LG will accelerate the development of LG Channels, an ad-supported free content streaming service, competing with Pluto TV, Samsung TV Plus and other free streaming services. The Korean company plans to invest more than 1000 billion won (just over 700 million euros) over five years to strengthen the competitiveness of content and stimulate the growth of LG Channels. LG Channels has grown from 20 million users in 25 countries last year to 48 million in 29 countries this year. To succeed in attracting more users, the company will thus offer the webOS operating system to other television manufacturers, which it has already been doing since last year. At IFA 2022, we saw a Tesla television equipped with the webOS system. We therefore assume that it will facilitate access to webOS to equip as many televisions as possible. The idea being to compete with Google with its Android TV, which derives a large part of the revenue from advertisements and recommendations displayed on the home page. LG does not stop there, since the company also wants webOS to be used in other product families, without specifying which ones. We can think of connected refrigerators that could display content or even monitors.
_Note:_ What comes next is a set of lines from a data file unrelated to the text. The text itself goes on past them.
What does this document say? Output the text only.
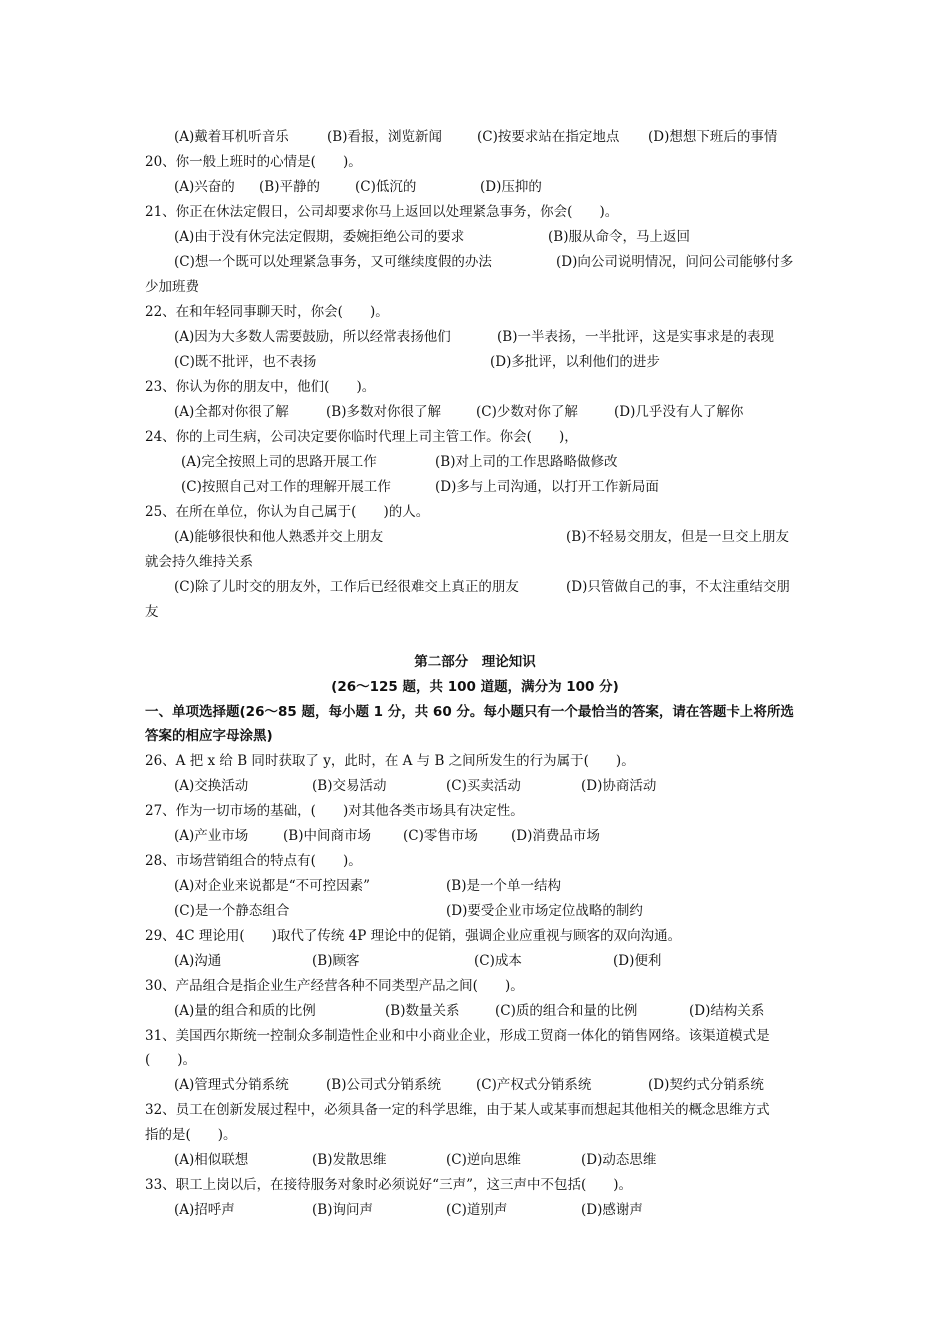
(A)戴着耳机听音乐	(B)看报，浏览新闻	(C)按要求站在指定地点 (D)想想下班后的事情
20、你一般上班时的心情是(　　)。
(A)兴奋的 (B)平静的	(C)低沉的	(D)压抑的
21、你正在休法定假日，公司却要求你马上返回以处理紧急事务，你会(　　)。
(A)由于没有休完法定假期，委婉拒绝公司的要求	(B)服从命令，马上返回
(C)想一个既可以处理紧急事务，又可继续度假的办法	(D)向公司说明情况，问问公司能够付多
少加班费
22、在和年轻同事聊天时，你会(　　)。
(A)因为大多数人需要鼓励，所以经常表扬他们	(B)一半表扬，一半批评，这是实事求是的表现
(C)既不批评，也不表扬	(D)多批评，以利他们的进步
23、你认为你的朋友中，他们(　　)。
(A)全都对你很了解	(B)多数对你很了解	(C)少数对你了解	(D)几乎没有人了解你
24、你的上司生病，公司决定要你临时代理上司主管工作。你会(　　)，
(A)完全按照上司的思路开展工作	(B)对上司的工作思路略做修改
(C)按照自己对工作的理解开展工作	(D)多与上司沟通，以打开工作新局面
25、在所在单位，你认为自己属于(　　)的人。
(A)能够很快和他人熟悉并交上朋友	(B)不轻易交朋友，但是一旦交上朋友
就会持久维持关系
(C)除了儿时交的朋友外，工作后已经很难交上真正的朋友	(D)只管做自己的事，不太注重结交朋
友
第二部分　理论知识
(26～125 题，共 100 道题，满分为 100 分)
一、单项选择题(26～85 题，每小题 1 分，共 60 分。每小题只有一个最恰当的答案，请在答题卡上将所选
答案的相应字母涂黑)
26、A 把 x 给 B 同时获取了 y，此时，在 A 与 B 之间所发生的行为属于(　　)。
(A)交换活动	(B)交易活动	(C)买卖活动	(D)协商活动
27、作为一切市场的基础，(　　)对其他各类市场具有决定性。
(A)产业市场	(B)中间商市场 (C)零售市场 (D)消费品市场
28、市场营销组合的特点有(　　)。
(A)对企业来说都是“不可控因素”	(B)是一个单一结构
(C)是一个静态组合	(D)要受企业市场定位战略的制约
29、4C 理论用(　　)取代了传统 4P 理论中的促销，强调企业应重视与顾客的双向沟通。
(A)沟通	(B)顾客	(C)成本	(D)便利
30、产品组合是指企业生产经营各种不同类型产品之间(　　)。
(A)量的组合和质的比例	(B)数量关系	(C)质的组合和量的比例	(D)结构关系
31、美国西尔斯统一控制众多制造性企业和中小商业企业，形成工贸商一体化的销售网络。该渠道模式是
(　　)。
(A)管理式分销系统	(B)公司式分销系统	(C)产权式分销系统	(D)契约式分销系统
32、员工在创新发展过程中，必须具备一定的科学思维，由于某人或某事而想起其他相关的概念思维方式
指的是(　　)。
(A)相似联想	(B)发散思维	(C)逆向思维	(D)动态思维
33、职工上岗以后，在接待服务对象时必须说好“三声”，这三声中不包括(　　)。
(A)招呼声	(B)询问声	(C)道别声	(D)感谢声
With this new direction, LG is following in the footsteps of Amazon, Roku and other entry-level TV makers whose hardware cost is supported by revenue generated from advertisements and “recommendations”. Samsung has also changed its TV operating system — Tizen — to display more ads, which is bound to cause some slowdowns along the way, while Google is already well-known for its tendency to maximize revenue from its TV operating system. This last point also poses some concerns for Sony, TCL, Hisense and Philips. The latter two have decided to put the emphasis back on their own home system, Vidaa U for the first and Saphi for the second (see the article Philips The Xtra: the affordable Philips Mini-led TV, between The One and the Oled). It would seem that only Panasonic with its in-house MyHomeScreen OS system, derived from Firefox OS from the Mozilla Foundation, is still resisting the arrival of advertisements.